Saturday, March 15, 2008

I Will Be 13 for the Rest of My Adult Life

The first time we had a boy-girl dance in Junior High School, I showed up wearing a dark green Laura Ashley dress with print flowers and a big puffy skirt. Apparently I wasn't part of the phone tree where it got decided that everyone else would wear very, very tight, very, very short, stretchy miniskirts. My friend Katie was the only person to wear anything even remotely as unsexy as what I had on, but even she had had the sense not to show up in a dress. Six months later, at the next dance, I had the shortest, tightest, stretchiest not green with flowers skirt I could find. But by then, I was just another six months behind the curve.

Junior High School is nobody's favorite memory. If I had a dollar for all the people who told me (while I was still wading through the pool of angry vipers that is Junior High School) that they wouldn't go back to Junior High School for one million dollars ... But the point is, there's no way. My parents were constantly having to say things to me like, "Oh, that extremely cute and generally very well-liked girl who you couldn't resemble any less will SURELY become a hairdresser in 10 years, at which point you'll just be completing your medical degree." This made me feel worse (did they really have to work so hard?) but I also believed them. And believe it or not, a few years ago I walked into the Dairy Queen that still sits across the street from the old Junior High in Papillion, Nebraska, and recognized the guy working behind the counter. His name was Paul. He had been in my junior high class for three years. He had been super cute and super stared at by all the cool girls and was amazing in sports. I ordered a blizzard and walked out. I felt terrible.

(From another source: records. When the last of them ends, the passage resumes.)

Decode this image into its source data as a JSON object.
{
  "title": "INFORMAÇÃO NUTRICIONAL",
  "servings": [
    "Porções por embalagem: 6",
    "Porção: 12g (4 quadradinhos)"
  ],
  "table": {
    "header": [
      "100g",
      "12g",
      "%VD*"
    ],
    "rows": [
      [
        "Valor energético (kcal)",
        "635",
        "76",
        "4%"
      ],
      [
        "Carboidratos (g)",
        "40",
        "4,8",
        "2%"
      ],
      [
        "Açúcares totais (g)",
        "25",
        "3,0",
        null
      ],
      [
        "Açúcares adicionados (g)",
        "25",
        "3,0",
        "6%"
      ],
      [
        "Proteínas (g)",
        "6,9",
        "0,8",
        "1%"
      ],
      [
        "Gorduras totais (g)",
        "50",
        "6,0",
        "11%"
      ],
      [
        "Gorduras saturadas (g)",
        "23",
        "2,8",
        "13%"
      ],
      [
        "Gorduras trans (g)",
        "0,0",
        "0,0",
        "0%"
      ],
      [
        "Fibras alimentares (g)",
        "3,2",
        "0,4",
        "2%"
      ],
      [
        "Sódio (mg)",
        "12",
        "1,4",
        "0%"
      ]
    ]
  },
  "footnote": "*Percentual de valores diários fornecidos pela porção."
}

There were definitely kids who had it worse than I did. The first day of seventh grade, a short little guy named Keith showed up wearing a sweatshirt that said, "I'm a Little Husky." If that wasn't the illest thing to wear on your first day of class, by wearing it AGAIN on second day of class Keith pretty much wrote his own one-way ticket to social oblivion city for the next three years. At least he had the gift of cluelessness and couldn't tell that people were foaming at the mouth laughing at him. I'm still paranoid about the intricacies of popularity and when anybody on the street glances my way, I generally imagine that my face is paved with boogers.

Why rehearse this agony? My whole life I've wanted bangs. Everyone in Berlin has bangs. Today, I threw in the towel. I'm stepping out. Yes/no?

2 comments:

irene said...

it's so odd, reading this blog and then clicking on the picture, there's the afterimage like venetian blinds (or whatever the horizontal ones are called). so i looked at the pic of you like some creepy voyeur, which i hope i'm not.
bangs: yes. but you always look good. you have a glorious forehead -- do people ever tell you that? (i had bangs when i was v. small, but in emulation of my much-idolized elder cousin (aka "perfect cousin jean"), i grew them out and never stopped, so obviously have different associations with them. but i am impressed by all the cool girls w/ bangs nowadays. wish my five year old self could see.

Unknown said...

Bangs: Yes. Or, bangs: No. Majel: Yes. Definitely.